Argonaute family tree and ziwi expression
(A) Evolutionary tree drawn derived from the alignments of sequences of different Argonaute family members. The Argonaute family is divided to two distinct subclasses. The somatic AGO branch is shown in black and the germ line specific PIWI branch is depicted in red, which all share a PAZ and a PIWI domain. Zebrafish PIWI proteins are Ziwi (ENSDARG00000041699) and Zili (Piwil2) (ENSDARG00000035614).
(B) Fluorescent in situ hybridization showing that ziwi is expressed in germ cells in 40 day-old females (top row) and adult males (bottom row). Green: Vasa protein; Red: Ziwi mRNA. The right most panels show a non-fluorescent in situ hybridization on adult ovary and testis.
(C) Expression of ziwi in wild-type testis, testis from Dead-end morpholino injected fish, which do not contain germ cells, and testis from ziwi-/- mutant fish. (a) RT PCR for the indicated genes. (b) -RT control. Elf1 is a house keeping gene.

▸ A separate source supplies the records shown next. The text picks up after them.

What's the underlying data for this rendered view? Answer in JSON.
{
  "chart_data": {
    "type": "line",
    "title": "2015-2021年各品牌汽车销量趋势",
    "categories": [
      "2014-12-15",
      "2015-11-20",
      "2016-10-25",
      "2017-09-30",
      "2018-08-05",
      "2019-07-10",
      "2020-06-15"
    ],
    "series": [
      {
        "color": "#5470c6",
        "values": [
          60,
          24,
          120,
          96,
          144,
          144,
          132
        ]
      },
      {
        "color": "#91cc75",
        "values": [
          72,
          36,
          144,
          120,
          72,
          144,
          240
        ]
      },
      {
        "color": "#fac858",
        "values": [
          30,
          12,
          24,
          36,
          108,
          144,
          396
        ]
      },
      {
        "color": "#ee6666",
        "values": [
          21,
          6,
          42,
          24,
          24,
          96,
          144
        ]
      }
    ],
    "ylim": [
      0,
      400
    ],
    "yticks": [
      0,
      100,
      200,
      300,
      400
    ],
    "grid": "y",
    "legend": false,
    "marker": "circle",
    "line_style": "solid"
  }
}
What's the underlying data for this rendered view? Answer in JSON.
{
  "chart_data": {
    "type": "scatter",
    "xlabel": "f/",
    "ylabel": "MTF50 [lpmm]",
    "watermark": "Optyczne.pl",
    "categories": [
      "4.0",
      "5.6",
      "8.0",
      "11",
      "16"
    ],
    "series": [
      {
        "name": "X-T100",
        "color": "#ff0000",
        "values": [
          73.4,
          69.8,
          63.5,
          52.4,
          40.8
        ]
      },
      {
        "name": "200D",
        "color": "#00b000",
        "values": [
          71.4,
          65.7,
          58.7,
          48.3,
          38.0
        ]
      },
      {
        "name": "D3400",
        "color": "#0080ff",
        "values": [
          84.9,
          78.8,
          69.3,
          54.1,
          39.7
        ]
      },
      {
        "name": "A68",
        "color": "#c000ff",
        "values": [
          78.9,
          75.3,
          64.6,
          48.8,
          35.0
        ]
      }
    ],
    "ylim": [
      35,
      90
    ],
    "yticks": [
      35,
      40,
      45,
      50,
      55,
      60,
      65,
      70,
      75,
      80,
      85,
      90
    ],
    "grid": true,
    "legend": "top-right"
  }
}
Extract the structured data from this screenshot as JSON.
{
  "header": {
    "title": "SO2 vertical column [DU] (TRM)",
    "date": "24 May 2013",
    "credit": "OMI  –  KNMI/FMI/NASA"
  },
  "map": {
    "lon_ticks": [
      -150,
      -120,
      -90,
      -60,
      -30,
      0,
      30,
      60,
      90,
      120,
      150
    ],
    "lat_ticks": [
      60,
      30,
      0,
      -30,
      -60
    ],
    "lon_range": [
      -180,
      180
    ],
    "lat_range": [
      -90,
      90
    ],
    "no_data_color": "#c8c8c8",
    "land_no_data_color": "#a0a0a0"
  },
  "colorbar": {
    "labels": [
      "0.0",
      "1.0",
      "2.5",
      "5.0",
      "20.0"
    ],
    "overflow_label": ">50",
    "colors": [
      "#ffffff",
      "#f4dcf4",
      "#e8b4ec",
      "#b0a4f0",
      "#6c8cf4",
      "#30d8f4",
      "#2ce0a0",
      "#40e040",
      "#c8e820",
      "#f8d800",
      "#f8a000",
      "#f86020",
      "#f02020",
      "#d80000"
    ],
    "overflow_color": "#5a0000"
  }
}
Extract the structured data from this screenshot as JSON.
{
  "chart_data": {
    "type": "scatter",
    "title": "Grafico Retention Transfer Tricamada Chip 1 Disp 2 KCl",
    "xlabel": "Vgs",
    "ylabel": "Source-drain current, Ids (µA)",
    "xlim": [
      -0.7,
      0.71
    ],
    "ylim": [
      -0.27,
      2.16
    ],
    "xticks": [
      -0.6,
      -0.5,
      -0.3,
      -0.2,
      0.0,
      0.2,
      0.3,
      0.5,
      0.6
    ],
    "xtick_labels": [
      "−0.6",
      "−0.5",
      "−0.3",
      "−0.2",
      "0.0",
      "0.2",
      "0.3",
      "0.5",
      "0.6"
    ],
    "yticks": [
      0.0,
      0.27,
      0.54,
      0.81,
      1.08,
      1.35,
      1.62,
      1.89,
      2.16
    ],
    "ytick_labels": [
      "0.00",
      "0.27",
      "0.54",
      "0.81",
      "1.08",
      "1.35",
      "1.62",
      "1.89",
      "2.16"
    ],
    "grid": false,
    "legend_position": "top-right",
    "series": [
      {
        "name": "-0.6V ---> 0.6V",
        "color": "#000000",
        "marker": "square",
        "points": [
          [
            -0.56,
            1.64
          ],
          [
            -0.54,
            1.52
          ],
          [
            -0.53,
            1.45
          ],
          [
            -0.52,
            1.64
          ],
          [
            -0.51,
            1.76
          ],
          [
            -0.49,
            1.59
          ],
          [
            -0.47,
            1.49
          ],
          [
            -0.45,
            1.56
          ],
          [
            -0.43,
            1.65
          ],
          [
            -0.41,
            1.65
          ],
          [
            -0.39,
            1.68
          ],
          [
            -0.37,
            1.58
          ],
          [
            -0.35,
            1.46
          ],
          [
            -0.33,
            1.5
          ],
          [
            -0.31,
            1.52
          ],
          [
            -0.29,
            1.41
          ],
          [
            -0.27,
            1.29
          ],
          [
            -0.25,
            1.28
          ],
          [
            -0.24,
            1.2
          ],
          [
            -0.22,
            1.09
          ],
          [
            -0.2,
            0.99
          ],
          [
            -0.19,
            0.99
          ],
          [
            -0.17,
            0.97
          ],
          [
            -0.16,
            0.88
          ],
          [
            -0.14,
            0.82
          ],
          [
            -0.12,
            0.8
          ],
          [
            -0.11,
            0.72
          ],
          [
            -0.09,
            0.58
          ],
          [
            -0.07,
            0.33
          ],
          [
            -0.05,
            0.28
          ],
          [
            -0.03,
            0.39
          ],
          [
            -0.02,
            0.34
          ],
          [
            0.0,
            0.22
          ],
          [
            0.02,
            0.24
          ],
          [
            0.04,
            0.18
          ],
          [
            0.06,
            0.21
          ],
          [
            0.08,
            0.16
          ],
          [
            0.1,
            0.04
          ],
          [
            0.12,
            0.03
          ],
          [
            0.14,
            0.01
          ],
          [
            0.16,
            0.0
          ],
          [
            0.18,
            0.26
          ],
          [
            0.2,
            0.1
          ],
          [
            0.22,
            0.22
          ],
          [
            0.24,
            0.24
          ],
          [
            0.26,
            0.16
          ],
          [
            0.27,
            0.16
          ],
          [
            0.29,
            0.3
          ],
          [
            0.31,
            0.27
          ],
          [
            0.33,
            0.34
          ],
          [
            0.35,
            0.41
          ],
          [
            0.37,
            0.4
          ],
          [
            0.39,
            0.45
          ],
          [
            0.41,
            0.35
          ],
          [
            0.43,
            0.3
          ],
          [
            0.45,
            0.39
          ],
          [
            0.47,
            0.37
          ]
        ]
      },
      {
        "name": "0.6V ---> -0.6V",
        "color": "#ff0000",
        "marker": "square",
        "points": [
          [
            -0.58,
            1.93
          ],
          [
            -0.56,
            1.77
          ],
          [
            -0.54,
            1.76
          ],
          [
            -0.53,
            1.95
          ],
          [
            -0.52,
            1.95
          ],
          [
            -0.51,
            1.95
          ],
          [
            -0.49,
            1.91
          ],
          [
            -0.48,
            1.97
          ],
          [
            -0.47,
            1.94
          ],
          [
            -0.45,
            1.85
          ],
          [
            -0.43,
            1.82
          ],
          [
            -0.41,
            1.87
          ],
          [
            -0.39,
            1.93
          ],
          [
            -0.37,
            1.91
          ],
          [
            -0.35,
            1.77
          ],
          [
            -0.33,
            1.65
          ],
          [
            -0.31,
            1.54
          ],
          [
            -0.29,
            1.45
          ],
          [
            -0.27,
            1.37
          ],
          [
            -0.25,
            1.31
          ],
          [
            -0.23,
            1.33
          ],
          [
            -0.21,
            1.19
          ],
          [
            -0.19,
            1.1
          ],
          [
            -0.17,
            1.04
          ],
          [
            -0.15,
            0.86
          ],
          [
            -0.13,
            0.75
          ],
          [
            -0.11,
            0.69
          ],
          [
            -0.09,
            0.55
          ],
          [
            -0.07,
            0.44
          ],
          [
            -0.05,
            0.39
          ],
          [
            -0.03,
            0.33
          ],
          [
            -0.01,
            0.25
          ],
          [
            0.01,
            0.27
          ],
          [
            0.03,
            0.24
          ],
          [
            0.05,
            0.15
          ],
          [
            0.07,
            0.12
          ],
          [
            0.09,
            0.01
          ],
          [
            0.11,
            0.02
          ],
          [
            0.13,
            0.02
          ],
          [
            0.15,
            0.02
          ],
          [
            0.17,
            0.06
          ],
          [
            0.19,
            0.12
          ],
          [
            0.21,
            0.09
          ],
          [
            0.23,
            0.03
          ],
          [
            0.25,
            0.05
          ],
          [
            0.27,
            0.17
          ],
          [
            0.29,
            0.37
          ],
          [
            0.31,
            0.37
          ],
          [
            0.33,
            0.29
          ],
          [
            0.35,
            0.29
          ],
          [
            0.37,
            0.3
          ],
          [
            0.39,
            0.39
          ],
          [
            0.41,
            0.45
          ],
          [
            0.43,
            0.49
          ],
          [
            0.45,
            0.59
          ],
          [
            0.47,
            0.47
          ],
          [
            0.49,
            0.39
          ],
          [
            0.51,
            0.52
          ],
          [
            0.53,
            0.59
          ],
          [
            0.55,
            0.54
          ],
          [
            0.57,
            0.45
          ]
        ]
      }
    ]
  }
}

Loss of germ cells in ziwi mutants
Detection of germ cells during development. Gonads from wild-type (A, C, E) and ziwi(fh219/221) transheterozygous fish (B,D,F) stained for vasa RNA to identify germ cells. 15 dpf (A,B), 20 dpf (C,D) and 30 dpf (E,F). In D, gonad arms are outlined and arrow points to a small patch of vasa positive cells. Arrows in F point to gonad arms. sb= swim bladder. Scale bars= 100μm in A (for A,B), C (for C,D) and E (for E,F).

piRNA Northern blots
(A) Specific signal in ovary and testis using different probes for piRNAs.
(B) Total RNA was treated with RNase A or DNase I. Top panel: SYBRGold staining shows specific breakdown of piRNAs by RNase A and not by DNase I. This was confirmed by Northern blotting (Lower two panels). No piRNAs and miRNAs could be detected when the sample was treated with RNase, whereas these RNAs are still present after DNase I treatment.

piRNAs are resistant to β-elimination
NaIO4 mediated oxidation followed by β-elimination of two piRNAs and let-7a in testis and ovary. Also β-elimination on mouse and rat piRNAs and let-7a is shown. The identities of the piRNAs are given in each panel. M=marker, U=untreated,β = β-elimination.